Howe's New Concept: Indie Executive

Designer Jade Howe has the answer to the metrosexual— and the limitations of that much-used new term coined to describe a man who takes as keen an interest in his wardrobe and grooming as women typically do.

Howe’s answer is “indie executive,” an umbrella term that encompasses the entire Howe Collection and, in essence, defines the Howe customer.

“Metrosexual describes what he does. This describes who he is,” Howe said.

“We are giving him a name, an identity,” he said. “[Indie executive] doesn’t mean executive as in Wall Street, suit and tie. The fact that he is independent is the key.”

The designer has his newly opened Howe Homme store to thank for fine-tuning how he describes his customer and helping to inspire the indie executive term.

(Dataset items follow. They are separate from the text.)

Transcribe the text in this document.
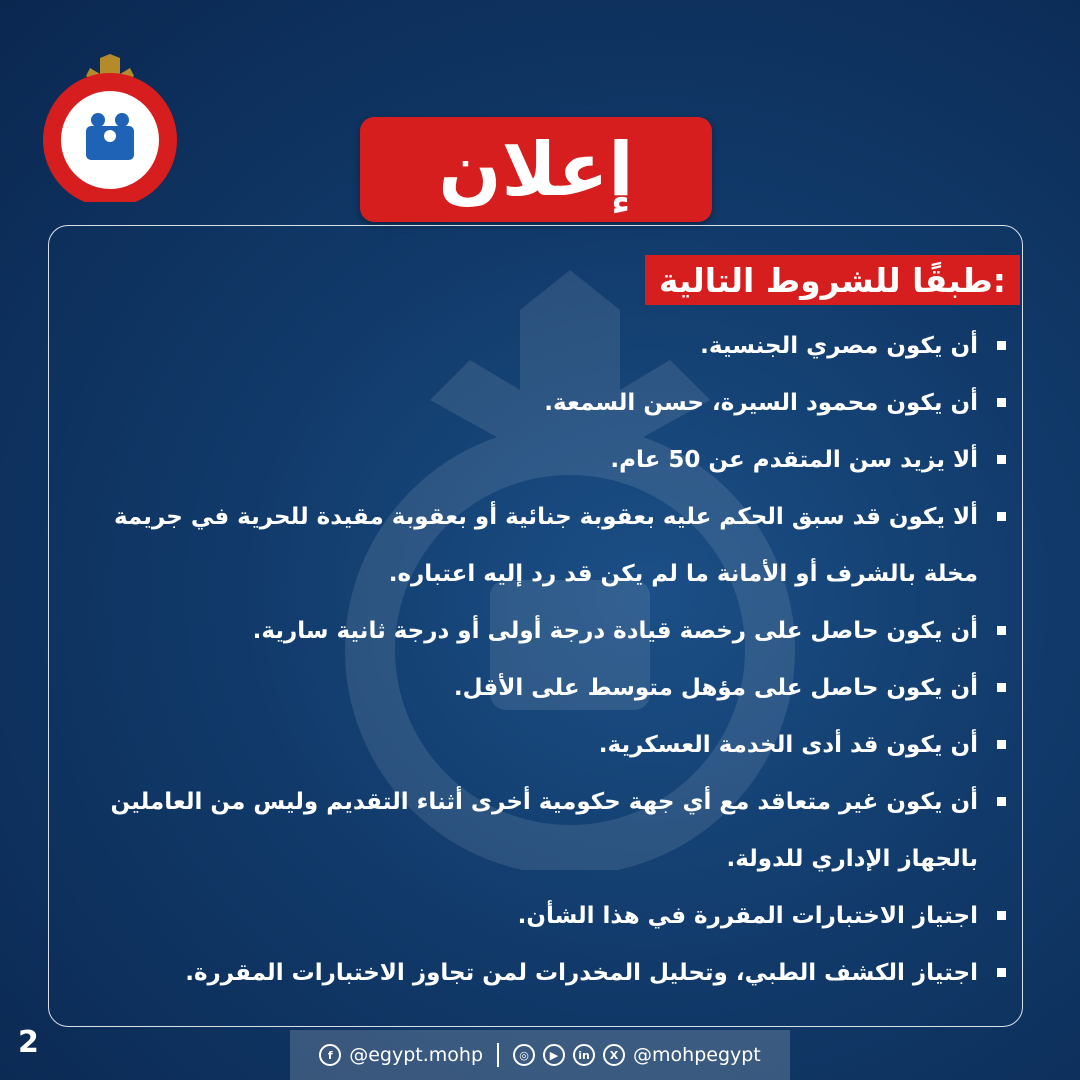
إعلان
طبقًا للشروط التالية:
أن يكون مصري الجنسية.
أن يكون محمود السيرة، حسن السمعة.
ألا يزيد سن المتقدم عن 50 عام.
ألا يكون قد سبق الحكم عليه بعقوبة جنائية أو بعقوبة مقيدة للحرية في جريمة مخلة بالشرف أو الأمانة ما لم يكن قد رد إليه اعتباره.
أن يكون حاصل على رخصة قيادة درجة أولى أو درجة ثانية سارية.
أن يكون حاصل على مؤهل متوسط على الأقل.
أن يكون قد أدى الخدمة العسكرية.
أن يكون غير متعاقد مع أي جهة حكومية أخرى أثناء التقديم وليس من العاملين بالجهاز الإداري للدولة.
اجتياز الاختبارات المقررة في هذا الشأن.
اجتياز الكشف الطبي، وتحليل المخدرات لمن تجاوز الاختبارات المقررة.
2	f @egypt.mohp	◎	▶	in	X @mohpegypt
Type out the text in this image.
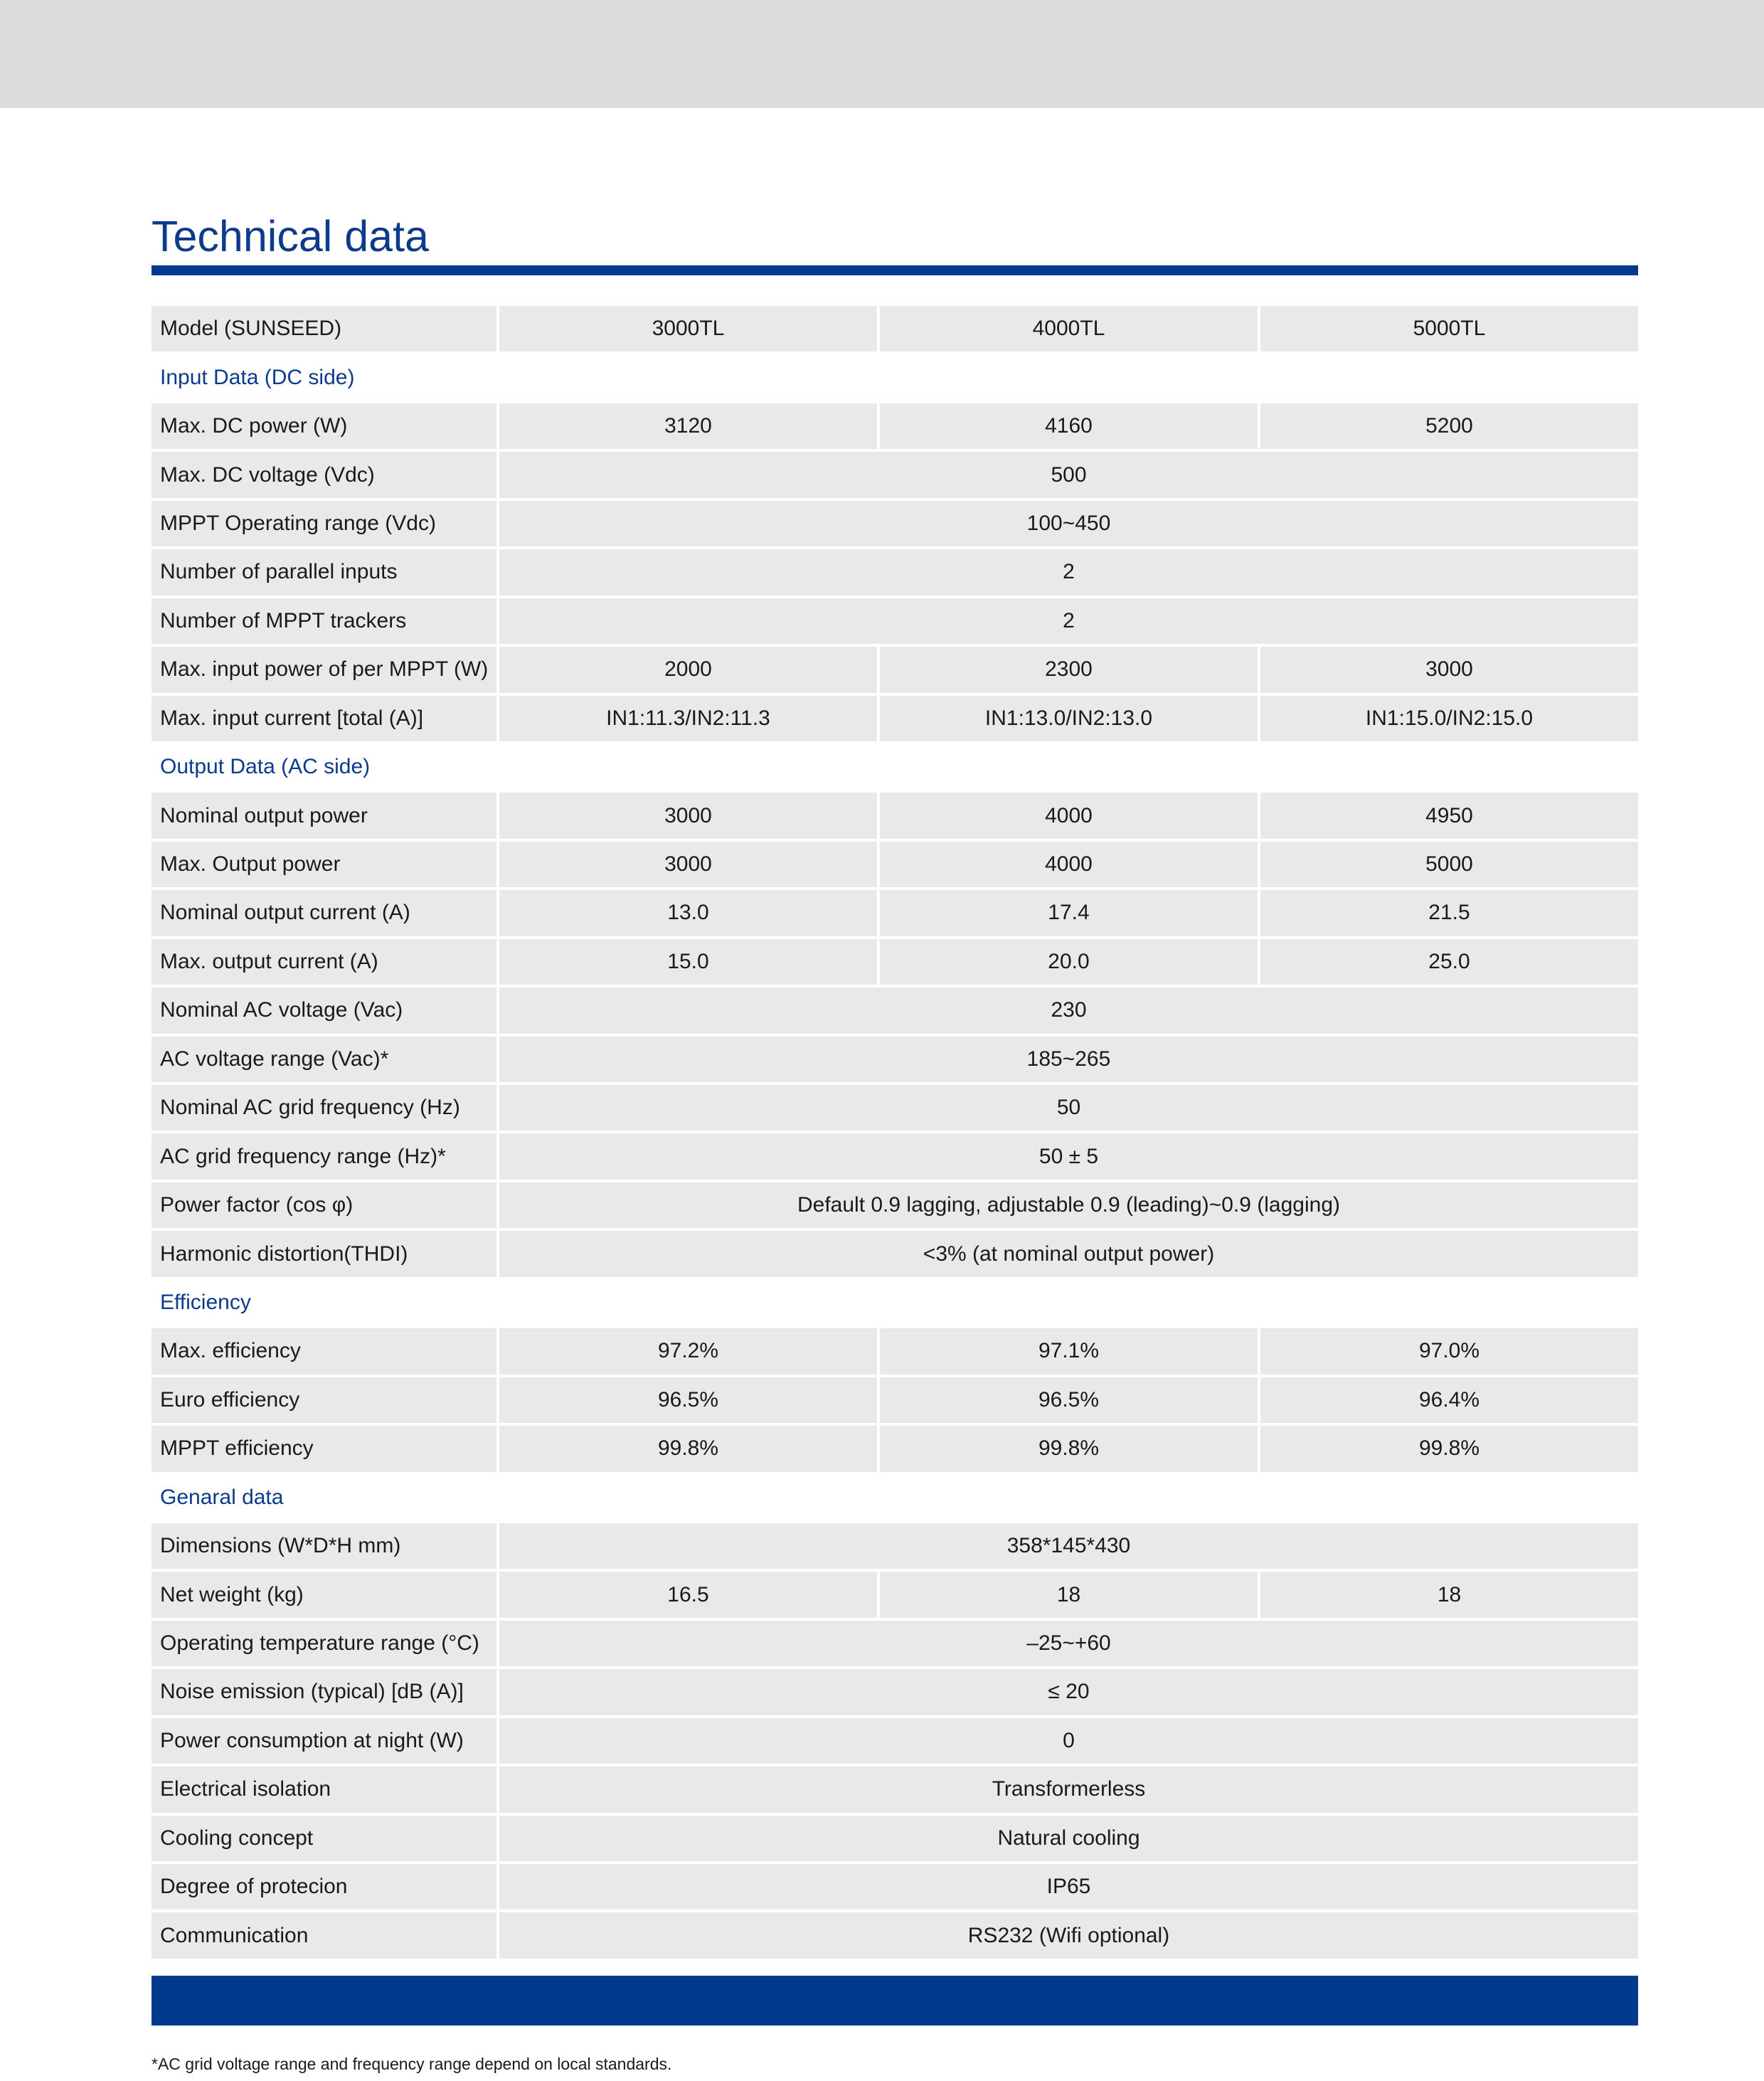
Technical data
Model (SUNSEED)	3000TL	4000TL	5000TL
Input Data (DC side)			
Max. DC power (W)	3120	4160	5200
Max. DC voltage (Vdc)	500		
MPPT Operating range (Vdc)	100~450		
Number of parallel inputs	2		
Number of MPPT trackers	2		
Max. input power of per MPPT (W)	2000	2300	3000
Max. input current [total (A)]	IN1:11.3/IN2:11.3	IN1:13.0/IN2:13.0	IN1:15.0/IN2:15.0
Output Data (AC side)			
Nominal output power	3000	4000	4950
Max. Output power	3000	4000	5000
Nominal output current (A)	13.0	17.4	21.5
Max. output current (A)	15.0	20.0	25.0
Nominal AC voltage (Vac)	230		
AC voltage range (Vac)*	185~265		
Nominal AC grid frequency (Hz)	50		
AC grid frequency range (Hz)*	50 ± 5		
Power factor (cos φ)	Default 0.9 lagging, adjustable 0.9 (leading)~0.9 (lagging)		
Harmonic distortion(THDI)	<3% (at nominal output power)		
Efficiency			
Max. efficiency	97.2%	97.1%	97.0%
Euro efficiency	96.5%	96.5%	96.4%
MPPT efficiency	99.8%	99.8%	99.8%
Genaral data			
Dimensions (W*D*H mm)	358*145*430		
Net weight (kg)	16.5	18	18
Operating temperature range (°C)	–25~+60		
Noise emission (typical) [dB (A)]	≤ 20		
Power consumption at night (W)	0		
Electrical isolation	Transformerless		
Cooling concept	Natural cooling		
Degree of protecion	IP65		
Communication	RS232 (Wifi optional)		
*AC grid voltage range and frequency range depend on local standards.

Howe Homme opened in November in the designer’s Santa Ana, Calif., loft. The by-appointment- only boutique has been drawing enough traffic from the neighborhood and word-of-mouth to warrant extending its hours to Thursday through Saturday beginning in March.

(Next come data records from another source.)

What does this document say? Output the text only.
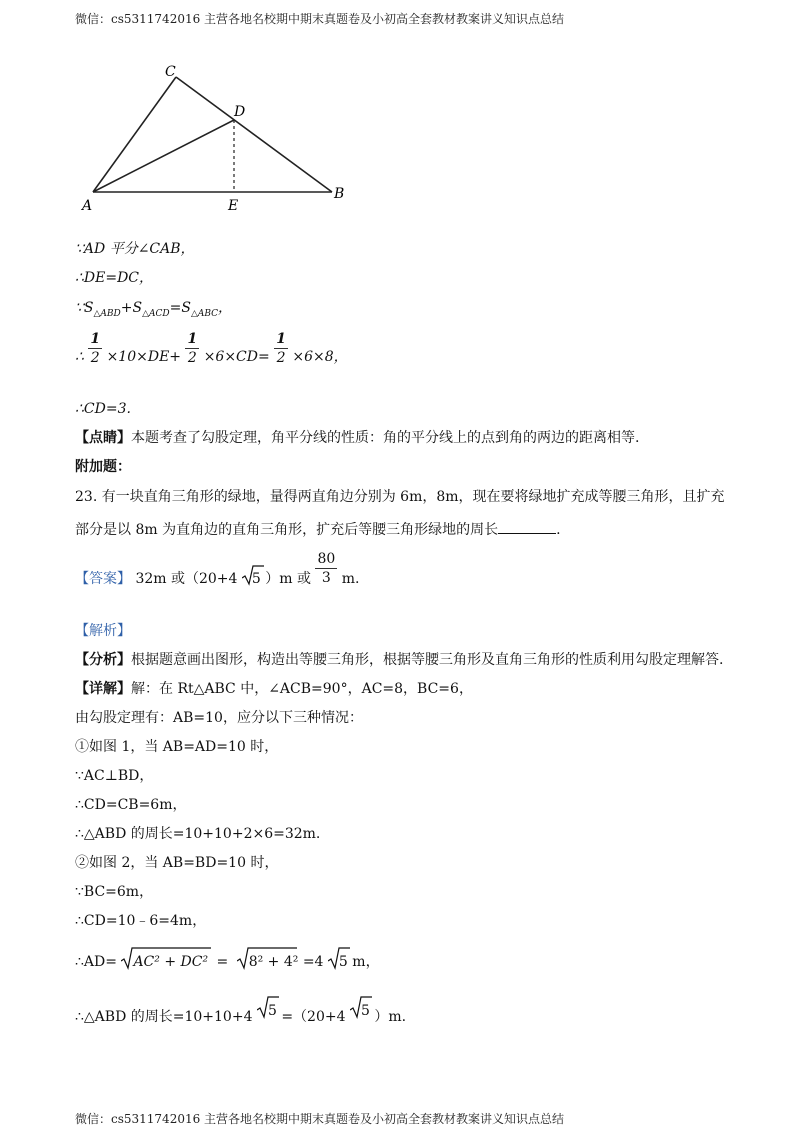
微信：cs5311742016 主营各地名校期中期末真题卷及小初高全套教材教案讲义知识点总结
C
D
A	E
B
∵AD 平分∠CAB，
∴DE=DC，
$\because S_{\triangle ABD}+S_{\triangle ACD}=S_{\triangle ABC}$，
∴ $\frac{1}{2} \times 10\times DE+ \frac{1}{2} \times 6\times CD= \frac{1}{2} \times 6\times 8$，
∴CD=3.
【点睛】本题考查了勾股定理，角平分线的性质：角的平分线上的点到角的两边的距离相等.
附加题：
23. 有一块直角三角形的绿地，量得两直角边分别为 6m，8m，现在要将绿地扩充成等腰三角形，且扩充
部分是以 8m 为直角边的直角三角形，扩充后等腰三角形绿地的周长	.
【答案】 32m 或（20+4 5 ）m 或 $\frac{80}{3} m$.
【解析】
【分析】根据题意画出图形，构造出等腰三角形，根据等腰三角形及直角三角形的性质利用勾股定理解答.
【详解】解：在 Rt△ABC 中，∠ACB=90°，AC=8，BC=6，
由勾股定理有：AB=10，应分以下三种情况：
①如图 1，当 AB=AD=10 时，
∵AC⊥BD，
∴CD=CB=6m，
∴△ABD 的周长=10+10+2×6=32m.
②如图 2，当 AB=BD=10 时，
∵BC=6m，
∴CD=10﹣6=4m，
∴AD= AC² + DC² = 8² + 4² =4 5 m，
∴△ABD 的周长=10+10+4 5 =（20+4 5 ）m.
微信：cs5311742016 主营各地名校期中期末真题卷及小初高全套教材教案讲义知识点总结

After two and a half months of tackling men’s fashion emergencies and witnessing the diversity of customers who come to the store, the designer redefined his customer and, in some cases, redesigned his line.

“When you’re sitting one on one with your customer in your house and they’re talking about their needs and their views, it’s very powerful,” said Howe, who designed menswear for 18 years for such labels as Quiksilver, Volcom and Hurley International before launching the Howe Collection in 2001.”

“It’s been a revelation for me,” he continued. “I keep getting new inspiration all the time and it’s coming from the customer.

In its brief history, Howe Homme has been attracting customers as diverse as “55- year-old attorneys or financiers looking for a woven shirt and then some 22-year-old emo kid looking for the skinniest, tightest shirt we’ve got and the skinniest jeans and then some large buf fed-out guy coming in wanting suit jackets because he knows we make them in XL,” the designer explained.

New silhouette

Men are beginning to take more interest in their clothing and their style, Howe said, adding that it’s been several decades since there was a predominant style for men. A fashion shift toward luxury materials and brands and the emergence of premium denim have all helped establish the contemporary menswear category, which is somewhere between young men’s casualwear and traditional menswear suitings.

Howe also credits the shift away from oversize, boxy pants, shirts and tees to a slimmer silhouette for helping drive men’s interest in fashion.

“The whole premium category has tapped into this reshaping the silhouette,” he said.

“You know how trouser pants are cut wide at the waist and then they just taper down at the leg?” he explained. “All that fabric from the butt to the knee is just useless. The only reason it’s there is to fit the masses, so to speak.”

Howe said he explains the look to customers and urges them to try something on in the more-fitted silhouette.

“Once you give them that explanation it literally changes them,” he said. “Overnight, they cannot go back to what they were wearing.”

Expanding the definition of Howe

The expanding definition of Howe’s retail customer is a continuation of the expanding definition of the entire collection since it launched four years ago.

“We started this line out inspired by the indie rock skate kid, which is cool and edgy and hip—but it’s not much of a customer base,” Howe said. “Once we started to broaden and mature a little bit, it’s been cool that we’ve kept that edge and that image and that fan base, but the appeal is broadening out.”

The indie executive term will help target the customer, Howe said, explaining that the phrase will appear on hangtags and the concept will be realized in look books for the collection.

For Fall, Howe will feature a softer look centered around fabrics the designer created based on vintage 19th-century wallpaper prints on dobby fabrications. The fabrics are discharge printed and then washed down for a muted look and a soft hand.

“With this whole indie executive thing, one of the things I realized is that it’s a little bit softer, it’s not so structured and so tailored. So we washed things a little bit more,” he said. “We’re still grinding the edges—it’s not overly done—but a lot of the collection is almost soft to the eye from where we’ve come from. And the texture and the hand on the woven shirts is just absolute butter.”

The designer has also been working on a printing technique he calls “water staining.” Although he’s tight-lipped on details about the technique, he described the results as “prints dropped out of stains and the stain itself becomes the print. It’s not tie dyeing, just water staining.”

The denim, made from Italian fabrics, will feature a technique Howe is calling “plaiting” or “piecing,” in which pocket facings will be layered for a look he describes as “built.”

“The thread is all dyed-to-match indigo, so the jean itself is not overly contrasty, but when it washes down it looks rich, looks luxurious,” he explained.

The collection’s palette will include rich shades like dried clay, Sumatra, dark roast, seafoam green and blue calm.

The new collection and the indie executive concept will bow during the Feb. 14–17 run of the Pool trade show in Las Vegas.

“We wanted to hold this collection in tight,” Howe said. “We will be busting it out at Pool so it hits like a Mack truck.”